His remarks, which highlighted the intense discussions at the highest levels of government, came as the White House prepares to support an independent inquiry into why intelligence appears to have been so flawed.

Britain is steadfastly resisting pressure for an inquiry on the grounds that the Iraq survey group, which is scouring the country for banned weapons, should be allowed to continue its work. But a well placed government source indicated Downing Street now acknowledges it is no longer tenable for the prime minister to demand that people await the findings of the survey group.

Blair is expected to adopt the new approach in public today when he faces questions from the cross-party liaison committee of senior backbench members of parliament. During his appearance, and when he takes the lead in a Commons debate on the Hutton report the next day, Blair is expected to acknowledge the need to explain the failure to uncover any banned weapons so far.

A series of factors have persuaded Downing Street to change tack:

-- The White House decision to change its stance on banned weapons, highlighted last week when Bush all but cast himself as an aggrieved member of the public who wants to "know the facts."

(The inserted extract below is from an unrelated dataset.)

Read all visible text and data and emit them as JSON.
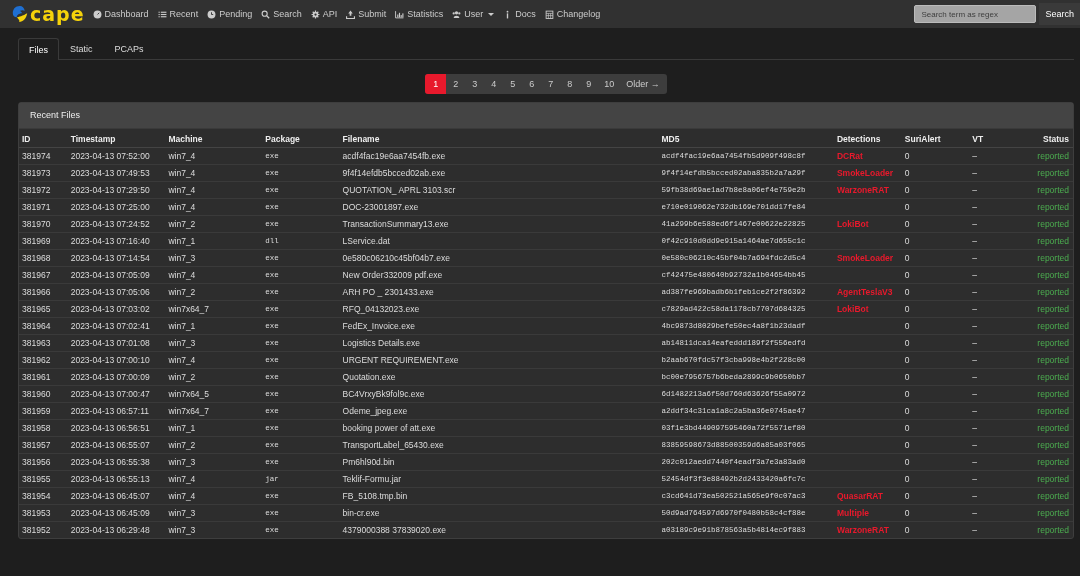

-- The admission by David Kay, departing chief of the Iraq survey group, that the US was "almost all wrong" about Iraq's weapons programs.

-- Lord Hutton's finding last week that neither the prime minister, nor anyone else in Downing Street, had "sexed up" the September 2002 arms dossier which was used to justify action against Iraq.

The "not guilty" verdict from Lord Hutton was a crucial factor.

"It is important that we can address these questions without accusations of having falsified the evidence," the senior government source said.

"But it is also valid to point out that the interim report of the Iraqi survey group showed evidence of weapons programs and evidence of concealment. The factual basis has not changed, but the climate has," the source said.

Blair will choose his words carefully because failure to uncover banned weapons represents a greater political threat to him than it does to Bush, who never used Iraq's banned weapons as the main reason for going to war.

The senior government source cautioned last night that the prime minister will not hold up his hands and admit he was wrong when he declared in September 2002, on the day the arms dossier was published, that Iraq's banned weapons program was "active, detailed, and growing."